De l’inutilité absolue de l’espèce humaine

La réponse classique apportée à la question : « A quoi sert l’homme ? » à savoir : à rien, ou plus exactement, à rien d’autre qu’à lui-même… est la réponse la plus réaliste qui soit. Chasser Dieu pour mettre l’homme à la place était un mauvais calcul. L’idéologie des Lumières était suicidaire. Kant, théoricien de la bourgeoisie montante, a conceptualisé l’inutilité sublime de l’homme qu’il érige de surcroît en impératif catégorique : « Agis de telle sorte que tu traites l’humanité, soit dans ta personne, soit dans la personne d’autrui, toujours en même temps comme une fin, et que tu ne t’en serves jamais simplement comme un moyen. » L’homme devient donc lui-même sa propre fin, l’homme se referme sur lui-même.
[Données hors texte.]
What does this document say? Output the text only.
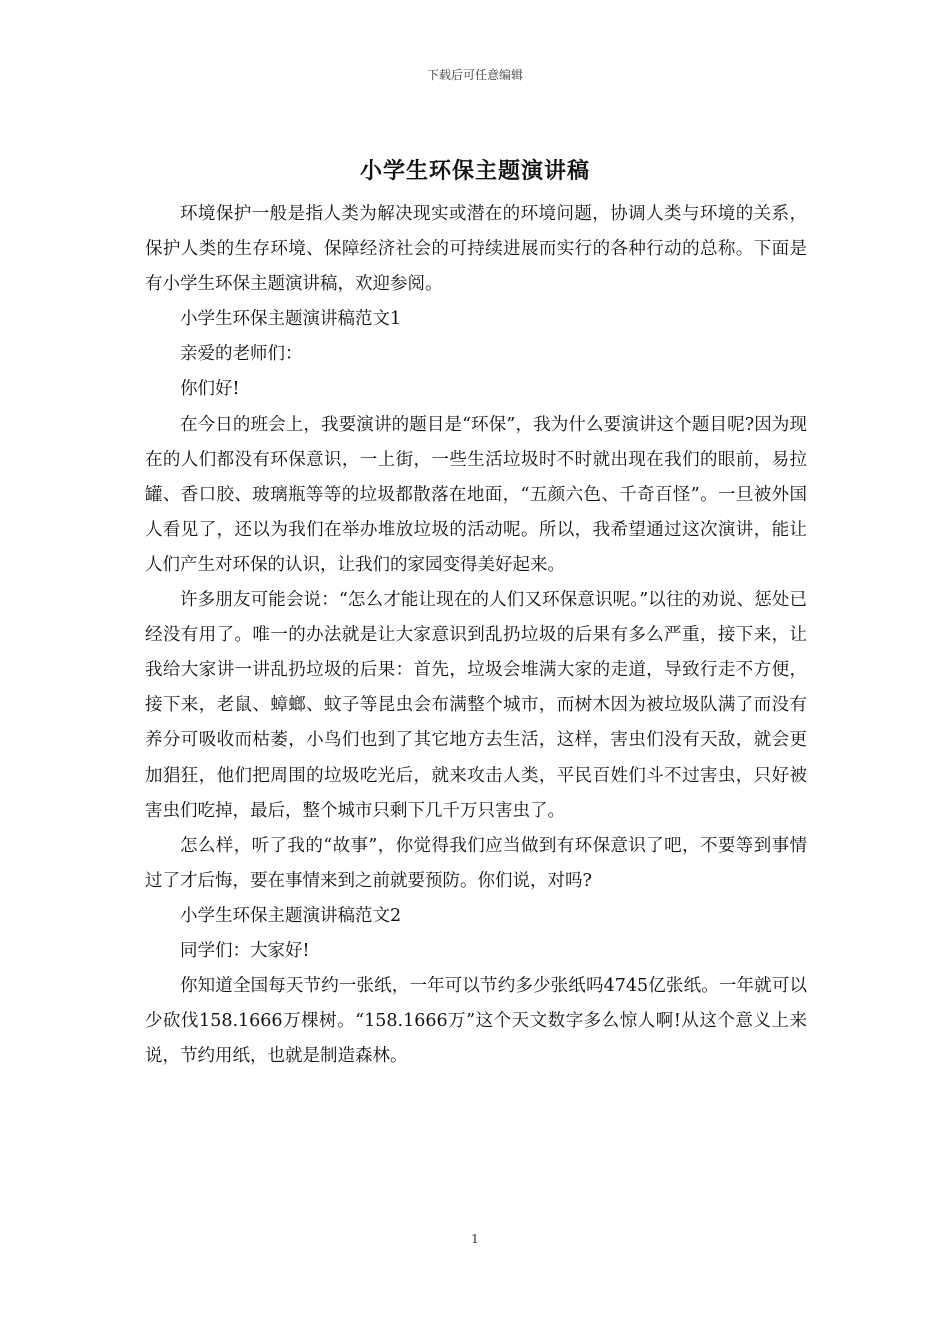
下载后可任意编辑
小学生环保主题演讲稿

环境保护一般是指人类为解决现实或潜在的环境问题，协调人类与环境的关系，保护人类的生存环境、保障经济社会的可持续进展而实行的各种行动的总称。下面是有小学生环保主题演讲稿，欢迎参阅。

小学生环保主题演讲稿范文1

亲爱的老师们：

你们好!

在今日的班会上，我要演讲的题目是“环保”，我为什么要演讲这个题目呢?因为现在的人们都没有环保意识，一上街，一些生活垃圾时不时就出现在我们的眼前，易拉罐、香口胶、玻璃瓶等等的垃圾都散落在地面，“五颜六色、千奇百怪”。一旦被外国人看见了，还以为我们在举办堆放垃圾的活动呢。所以，我希望通过这次演讲，能让人们产生对环保的认识，让我们的家园变得美好起来。

许多朋友可能会说：“怎么才能让现在的人们又环保意识呢。”以往的劝说、惩处已经没有用了。唯一的办法就是让大家意识到乱扔垃圾的后果有多么严重，接下来，让我给大家讲一讲乱扔垃圾的后果：首先，垃圾会堆满大家的走道，导致行走不方便，接下来，老鼠、蟑螂、蚊子等昆虫会布满整个城市，而树木因为被垃圾队满了而没有养分可吸收而枯萎，小鸟们也到了其它地方去生活，这样，害虫们没有天敌，就会更加猖狂，他们把周围的垃圾吃光后，就来攻击人类，平民百姓们斗不过害虫，只好被害虫们吃掉，最后，整个城市只剩下几千万只害虫了。

怎么样，听了我的“故事”，你觉得我们应当做到有环保意识了吧，不要等到事情过了才后悔，要在事情来到之前就要预防。你们说，对吗?

小学生环保主题演讲稿范文2

同学们：大家好!

你知道全国每天节约一张纸，一年可以节约多少张纸吗4745亿张纸。一年就可以少砍伐158.1666万棵树。“158.1666万”这个天文数字多么惊人啊!从这个意义上来说，节约用纸，也就是制造森林。

1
L’homme n’est finalement qu’un animal comme les autres, à ceci près (qui n’est quand même pas rien) qu’au lieu de jouer le rôle qui lui est attribué au sein du processus évolutionnaire, il essaie de changer les règles pour ce qu’il croit être son profit ! Pour les transhumanistes, l’homme n’est qu’une transition et il faut le faire accéder à l’étape suivante. Là encore, une bonne volonté gluante et autocentrée conduit à une logique du pire.

A quoi sert Woody Allen, à rien, aucune utilité

Woody Allen  :« Aujourd’hui, on va sur la Lune et sur Mars, on a des ordinateurs et des robots, mais nous avons les mêmes problèmes émotionnels que les Grecs il y a cinq mille ans : la passion, la jalousie, la haine, la solitude, l’amour d’un autre et la frustration, rien de tout cela n’a changé, cela tourne en rond encore et encore, et dans cinq mille ans les gens continueront à aimer, à être jaloux et à se sentir trahis. C’est Wonder Wheel, la même grande roue qui n’amène nulle part. J’ai essayé de trouver un sens à la vie mais j’ai laissé tomber.

A quoi sert donc l’humain, à rien, aucune utilité (2018)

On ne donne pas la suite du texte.